Dienstag, 17. Oktober 2017

Goodbye Barbara

Auf diesem Bild unterhalte ich mich mit Barbara Göpel anlässlich ihres 90. Geburtstages. Das muss 2012 gewesen sein in ihrer Wohnung im Münchner Schwabing-Quartier. Sie war eine Freundin unseres Hauses. Ich erinnere mich, wie sie und ihr Mann Erhard in den 50er und 60er Jahren jeweils bei uns an der Winkelwiese mit einem VW-Käfer vorfuhren und bei uns speisten oder wenigstens einen Tee tranken. Anlass ihrer Fahrten in die Schweiz waren die Kunstauktionen bei Kornfeld und Klipstein in Bern. 
    Ich glaube, meine Mutter kannte Erhard Göpel noch von ihrem Studium in Berlin her. Vor dem Krieg. Ich könnte mir sogar vorstellen, dass die beiden damals etwas zusammen hatten. Er war für meine Mutter jedenfalls die erste und wichtigste Adresse in Kunstfragen. Auf seine Empfehlung hin erwarb sie sich mit ihrem wenig Ersparten hie und da ein damals noch erschwingliches, grafisches Blatt von Picasso, Beckmann, Auberjonois, Arp oder Toulouse-Lautrec - durchaus auch als Geldanlage verstanden. Und als es ihr nach der Pensionierung zuweilen an flüssigen Mitteln mangelte, verkaufte sie das eine oder andere Blatt mit gutem Gewinn.  - Was mir damals nicht klar war, und was auch meine Mutter Zeit ihres Lebens gegenüber mir nie zum Thema machte: Erhard Göpel war während der Nazi-Zeit ein dicker Fisch. Als Kunstsachverständiger sammelte er für den Führer Bilder und wurde von höchster Stelle mit Raubkunstaufträgen betraut, indem er sich massgeblich an der Enteignung von Kunst jüdischer Sammler beteiligte, die entweder ausser Landes geflohen waren oder in einem den zahlreichen Vernichtungslagern zu Tode kamen.

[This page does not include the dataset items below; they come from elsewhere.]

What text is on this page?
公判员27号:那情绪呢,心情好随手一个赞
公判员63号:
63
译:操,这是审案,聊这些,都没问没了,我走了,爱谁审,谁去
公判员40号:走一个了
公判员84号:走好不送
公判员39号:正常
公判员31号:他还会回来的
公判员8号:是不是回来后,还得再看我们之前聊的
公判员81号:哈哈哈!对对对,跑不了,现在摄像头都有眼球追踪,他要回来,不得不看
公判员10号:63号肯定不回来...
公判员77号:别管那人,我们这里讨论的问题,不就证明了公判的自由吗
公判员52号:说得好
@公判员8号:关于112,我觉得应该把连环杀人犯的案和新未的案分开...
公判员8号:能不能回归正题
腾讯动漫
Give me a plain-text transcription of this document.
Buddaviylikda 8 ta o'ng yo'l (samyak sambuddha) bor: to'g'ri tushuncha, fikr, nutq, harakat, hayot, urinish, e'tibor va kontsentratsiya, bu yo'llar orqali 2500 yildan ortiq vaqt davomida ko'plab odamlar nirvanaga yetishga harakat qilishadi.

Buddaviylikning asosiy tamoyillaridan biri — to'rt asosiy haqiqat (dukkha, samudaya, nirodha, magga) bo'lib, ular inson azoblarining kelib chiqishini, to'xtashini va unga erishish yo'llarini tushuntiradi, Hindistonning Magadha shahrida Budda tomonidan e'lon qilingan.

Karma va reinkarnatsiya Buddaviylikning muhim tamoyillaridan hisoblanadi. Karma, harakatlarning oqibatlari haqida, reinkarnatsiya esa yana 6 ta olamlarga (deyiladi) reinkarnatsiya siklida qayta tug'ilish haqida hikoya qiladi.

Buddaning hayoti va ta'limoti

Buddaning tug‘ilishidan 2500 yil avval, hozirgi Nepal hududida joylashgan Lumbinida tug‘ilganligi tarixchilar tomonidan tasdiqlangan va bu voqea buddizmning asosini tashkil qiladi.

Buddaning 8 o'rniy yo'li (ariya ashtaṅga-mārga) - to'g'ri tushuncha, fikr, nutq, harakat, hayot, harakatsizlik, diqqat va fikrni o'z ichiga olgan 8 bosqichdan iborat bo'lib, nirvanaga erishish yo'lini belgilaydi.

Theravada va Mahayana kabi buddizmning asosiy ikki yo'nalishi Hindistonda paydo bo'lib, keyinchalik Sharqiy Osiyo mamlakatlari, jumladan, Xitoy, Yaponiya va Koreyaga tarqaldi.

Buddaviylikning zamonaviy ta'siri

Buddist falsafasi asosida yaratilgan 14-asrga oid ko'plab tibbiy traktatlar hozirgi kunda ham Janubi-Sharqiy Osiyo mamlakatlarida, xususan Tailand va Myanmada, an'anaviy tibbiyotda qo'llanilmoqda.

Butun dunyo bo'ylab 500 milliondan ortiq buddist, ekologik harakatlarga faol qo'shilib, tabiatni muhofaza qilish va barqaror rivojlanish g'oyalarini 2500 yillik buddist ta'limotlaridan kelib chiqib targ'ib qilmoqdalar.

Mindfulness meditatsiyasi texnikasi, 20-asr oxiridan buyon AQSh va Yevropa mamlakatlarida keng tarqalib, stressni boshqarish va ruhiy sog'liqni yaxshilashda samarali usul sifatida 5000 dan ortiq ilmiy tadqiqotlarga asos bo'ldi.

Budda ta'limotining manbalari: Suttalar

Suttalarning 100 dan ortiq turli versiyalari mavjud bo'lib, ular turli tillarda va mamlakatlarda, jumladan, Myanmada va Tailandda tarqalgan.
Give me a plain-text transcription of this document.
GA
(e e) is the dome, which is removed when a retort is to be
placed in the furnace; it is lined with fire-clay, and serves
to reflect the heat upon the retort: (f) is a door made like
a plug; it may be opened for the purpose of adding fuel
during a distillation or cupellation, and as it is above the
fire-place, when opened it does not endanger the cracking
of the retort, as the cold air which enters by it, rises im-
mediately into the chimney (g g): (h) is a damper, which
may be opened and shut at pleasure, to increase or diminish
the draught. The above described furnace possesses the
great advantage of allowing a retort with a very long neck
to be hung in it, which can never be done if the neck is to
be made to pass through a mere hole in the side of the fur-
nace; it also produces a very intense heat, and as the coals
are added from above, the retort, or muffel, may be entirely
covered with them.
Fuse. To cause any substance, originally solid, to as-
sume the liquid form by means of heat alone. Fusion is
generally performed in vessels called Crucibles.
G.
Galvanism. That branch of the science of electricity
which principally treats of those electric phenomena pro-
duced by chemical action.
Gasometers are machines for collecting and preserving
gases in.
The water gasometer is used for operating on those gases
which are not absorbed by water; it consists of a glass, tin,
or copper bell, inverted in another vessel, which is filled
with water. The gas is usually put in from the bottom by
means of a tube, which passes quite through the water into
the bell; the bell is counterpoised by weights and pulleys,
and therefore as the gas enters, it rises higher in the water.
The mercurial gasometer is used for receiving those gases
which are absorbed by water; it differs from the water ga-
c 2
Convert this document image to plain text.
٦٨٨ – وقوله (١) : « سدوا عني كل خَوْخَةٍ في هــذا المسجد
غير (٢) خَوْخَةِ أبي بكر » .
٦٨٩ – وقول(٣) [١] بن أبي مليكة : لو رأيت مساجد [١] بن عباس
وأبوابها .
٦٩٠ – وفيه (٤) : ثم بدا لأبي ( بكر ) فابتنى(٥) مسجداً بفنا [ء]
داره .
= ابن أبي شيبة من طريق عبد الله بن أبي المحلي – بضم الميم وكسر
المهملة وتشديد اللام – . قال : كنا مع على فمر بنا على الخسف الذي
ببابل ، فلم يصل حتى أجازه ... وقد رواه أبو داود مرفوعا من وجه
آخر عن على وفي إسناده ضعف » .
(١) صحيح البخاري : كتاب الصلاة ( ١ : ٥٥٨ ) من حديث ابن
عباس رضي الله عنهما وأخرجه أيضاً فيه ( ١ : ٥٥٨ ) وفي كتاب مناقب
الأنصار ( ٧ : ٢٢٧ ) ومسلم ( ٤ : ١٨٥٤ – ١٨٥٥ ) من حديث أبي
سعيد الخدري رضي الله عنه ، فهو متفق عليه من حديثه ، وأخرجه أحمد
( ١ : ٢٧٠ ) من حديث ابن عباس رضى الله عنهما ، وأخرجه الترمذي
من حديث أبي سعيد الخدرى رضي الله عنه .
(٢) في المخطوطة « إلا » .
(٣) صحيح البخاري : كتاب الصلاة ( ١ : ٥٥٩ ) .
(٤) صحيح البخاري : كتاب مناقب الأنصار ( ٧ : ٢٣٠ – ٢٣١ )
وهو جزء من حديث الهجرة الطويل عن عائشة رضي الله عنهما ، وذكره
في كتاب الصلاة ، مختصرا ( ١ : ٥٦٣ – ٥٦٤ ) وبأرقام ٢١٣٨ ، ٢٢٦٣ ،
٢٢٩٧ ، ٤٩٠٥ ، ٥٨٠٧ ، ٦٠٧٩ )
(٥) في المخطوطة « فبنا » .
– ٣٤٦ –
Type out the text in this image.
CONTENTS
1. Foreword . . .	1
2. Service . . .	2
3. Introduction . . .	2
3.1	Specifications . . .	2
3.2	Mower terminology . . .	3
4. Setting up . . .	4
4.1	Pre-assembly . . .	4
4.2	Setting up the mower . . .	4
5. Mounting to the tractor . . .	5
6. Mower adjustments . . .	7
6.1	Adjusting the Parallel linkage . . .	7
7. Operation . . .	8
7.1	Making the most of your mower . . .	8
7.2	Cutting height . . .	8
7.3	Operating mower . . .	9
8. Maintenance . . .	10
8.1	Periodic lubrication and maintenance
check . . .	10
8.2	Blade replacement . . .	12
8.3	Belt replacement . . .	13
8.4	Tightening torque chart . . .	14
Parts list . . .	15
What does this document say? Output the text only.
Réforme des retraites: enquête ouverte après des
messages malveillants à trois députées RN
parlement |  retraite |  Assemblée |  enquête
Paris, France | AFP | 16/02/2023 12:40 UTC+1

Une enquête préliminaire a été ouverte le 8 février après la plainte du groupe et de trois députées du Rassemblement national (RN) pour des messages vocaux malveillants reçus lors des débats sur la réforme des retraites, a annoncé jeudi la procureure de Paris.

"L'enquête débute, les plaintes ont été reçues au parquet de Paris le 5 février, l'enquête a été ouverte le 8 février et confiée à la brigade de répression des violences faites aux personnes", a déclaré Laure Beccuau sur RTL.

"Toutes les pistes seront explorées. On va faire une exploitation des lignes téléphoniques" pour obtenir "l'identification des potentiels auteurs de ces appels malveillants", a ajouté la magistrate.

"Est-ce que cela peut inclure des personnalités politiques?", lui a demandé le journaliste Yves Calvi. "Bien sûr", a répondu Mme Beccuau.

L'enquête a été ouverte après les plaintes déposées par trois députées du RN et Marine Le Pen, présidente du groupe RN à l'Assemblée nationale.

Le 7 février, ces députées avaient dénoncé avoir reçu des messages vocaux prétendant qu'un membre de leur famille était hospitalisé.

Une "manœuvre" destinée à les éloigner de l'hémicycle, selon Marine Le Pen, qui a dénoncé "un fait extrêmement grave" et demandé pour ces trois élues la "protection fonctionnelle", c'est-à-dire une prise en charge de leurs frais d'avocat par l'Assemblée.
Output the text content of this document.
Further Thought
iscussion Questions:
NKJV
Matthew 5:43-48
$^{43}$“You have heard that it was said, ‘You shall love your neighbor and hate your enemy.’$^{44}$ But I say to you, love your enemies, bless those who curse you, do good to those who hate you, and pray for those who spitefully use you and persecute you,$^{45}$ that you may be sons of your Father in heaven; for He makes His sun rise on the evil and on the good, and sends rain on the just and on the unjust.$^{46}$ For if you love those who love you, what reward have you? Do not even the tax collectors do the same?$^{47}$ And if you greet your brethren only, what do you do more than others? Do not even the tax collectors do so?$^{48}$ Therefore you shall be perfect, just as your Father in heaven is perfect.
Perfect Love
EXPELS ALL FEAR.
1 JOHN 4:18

Ich als Teenager hingegen bewunderte und belächelte die beiden, wie sie ihr ganzes Leben der Kunst widmeten, in München ein bescheidenes Leben führten und auf Reisen in billigen Absteigen Halt machten. Als grosses Vorhaben wollten sie den Werkkatalog von Max Beckmann herausgeben. Da starb Erhard Göpel. Barbara schickte sich darauf an, das angefangene, umfangreiche Werk zu vollenden und mauserte sich über die Jahre zur absoluten Beckmann-Spezialistin. Sie kam weiterhin zu Kunstauktionen in die Schweiz, jetzt allein, und ich amüsierte mich köstlich über ihre Erzählungen, welche Schwierigkeiten ihr die bockige Witwe Beckmann bereitete, die dem Ansinnen der Göpels Steine, wo sie nur konnte, in den Weg legte. 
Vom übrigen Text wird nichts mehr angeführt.